Jumat, 19 Agustus 2011

Tour de Jatim, Day III, Part I: Papuma – Kalibaru


Hari ini diawali dengan kedinginan di surau. Melihat jam dan ternyata masih jam tiga pagi, langsung saja kuambil sb agar tidak kedinginan. Rencananya perjalanan dilanjutkan waktu subuh tiba dan alarm pun sudah diset pada jam setengah lima. Ternyata adzan subuh sudah berkumandang jam 4 pagi di Jember, langsung saja aku beres-beres merapikan barang. Karena masih disekitar sawah dan gelap, arah perjalanan pun hanya terus dilanjutkan saja ke timur hingga akhirnya menemukan perkampungan dan sampai di jalan besar. Di jalan besar ini aku hanya bolak-balik memastikan apakah jalannya benar atau salah. Ternyata jalan yang diambil adalah jalan yang benar. Di jalan kulihat di depan saja berkabut, pantas saja malamnya terasa dingin, secara dipikaranku sudah terpatri kalau dataran rendah itu panas :p.

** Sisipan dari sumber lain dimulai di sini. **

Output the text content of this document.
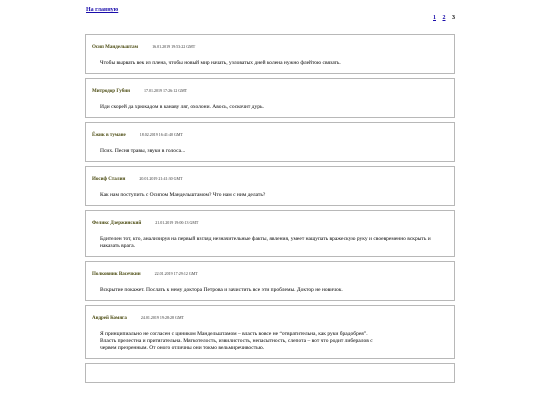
На главную
1 2 3
Осип Мандельштам	16.01.2019 19:53:22 GMT
Чтобы вырвать век из плена, чтобы новый мир начать, узловатых дней колена нужно флейтою связать.
Митродор Губин	17.01.2019 17:26:12 GMT
Иди скорей да хрюкадом в канаву ляг, охолони. Авось, соскочит дурь.
Ёжик в тумане	18.02.2019 16:41:40 GMT
Псих. Песня травы, звуки в голоса...
Иосиф Сталин	20.01.2019 21:41:30 GMT
Как нам поступить с Осипом Мандельштамом? Что нам с ним делать?
Феликс Дзержинский	21.01.2019 19:00:13 GMT
Бдителен тот, кто, анализируя на первый взгляд незначительные факты, явления, умеет нащупать вражескую руку и своевременно вскрыть и наказать врага.
Полковник Васечкин	22.01.2019 17:29:12 GMT
Вскрытие покажет. Послать к нему доктора Петрова и зачистить все эти проблемы. Доктор не новичок.
Андрей Комяга	24.01.2019 19:28:28 GMT
Я принципиально не согласен с циником Мандельштамом – власть вовсе не “отвратительна, как руки брадобрея”.
Власть прелестна и притягательна. Мягкотелость, извилистость, непасытность, слепота – вот что родит либералов с
червем презренным. От оного отличны они токмо вельмиречивостью.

Akhirnya sampai juga di pertigaan yang ada petunjuk arah ke pantai Papuma. Akan tetapi ketika berbelok jalannya ditutup palang. Karena kebingungan jalan ditutup, akhirnya mencari info di internet dan mendapat pencerahan apabila untuk menuju Papuma bisa masuk melalui Pantai Watu Ulo. Perjalanan dilanjutkan ke selatan dan akhirnya sampai ke Watu Ulo dan dilanjutkan ke Papuma.
Papuma
Pantai Watu Ulo merupakan pantai yang berada di sebelah timur pantai Papuma dan mempunyai pasir warna hitam. Sepertinya jalan yang tadi menunjuk ke Papuma adalah jalan langsung agar pengunjung tidak membayar retribusi dua kali untuk masuk ke Watu Ulo dan ke Papuma, tapi tentu saja karena masih pagi aku tidak membayar keduanya :D. Dari pos retribusi Papuma, jalan selanjutnya berupa jalan menanjak menaiki bukit dan nantinya turun ke pantai. Ketika menurun akan terlihat pemandangan pantai Papuma yang berada di sebelah timur.

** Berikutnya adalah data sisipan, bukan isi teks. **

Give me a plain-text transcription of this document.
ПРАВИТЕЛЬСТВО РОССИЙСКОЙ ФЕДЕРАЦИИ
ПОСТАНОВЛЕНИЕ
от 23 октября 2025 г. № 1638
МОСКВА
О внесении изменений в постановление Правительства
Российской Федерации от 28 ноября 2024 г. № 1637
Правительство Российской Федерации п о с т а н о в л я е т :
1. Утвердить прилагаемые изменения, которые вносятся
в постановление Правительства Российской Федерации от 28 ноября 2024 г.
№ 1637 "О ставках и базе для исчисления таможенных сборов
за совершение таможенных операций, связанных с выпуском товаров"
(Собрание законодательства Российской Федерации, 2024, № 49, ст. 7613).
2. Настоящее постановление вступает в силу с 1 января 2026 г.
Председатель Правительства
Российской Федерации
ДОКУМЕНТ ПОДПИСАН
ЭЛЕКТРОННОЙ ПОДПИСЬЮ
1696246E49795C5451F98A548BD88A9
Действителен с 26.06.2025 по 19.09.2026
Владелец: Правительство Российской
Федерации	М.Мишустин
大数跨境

Papuma terletak di kecamatan Ambulu dan Wuluhan, Kabupaten Jember. Papuma merupakan akronim dari Pasir Putih Malikan. Walau pantai di sebelahnya yaitu Watu Ulo berpasir hitam, namun Pantai Papuma ini berpasir putih. Papuma merupakan pantai yang berupa tanjung. Pantainya terletak di sebelah barat dan timur tanjung ini. Ketika sampai di area pantai sebelah timur, aku langsung saja ikutan parkir di dekat pantai mengikuti pengunjung lain. Saat itu kapal-kapal nelayan sedang berlabuh setelah menangkap ikan. Pagi itu pantai tersebut sudah ramai, bahkan ada banyak fotografer berdatangan. Membandingkan kamera orang-orang itu yang DSLR yang kadang dilengkapi perangkat tambahan dengan kameraku yang ya begitulah membuat agak sirik, apalagi waktu itu juga ada anak kecil yang menggunakan DSLR XD.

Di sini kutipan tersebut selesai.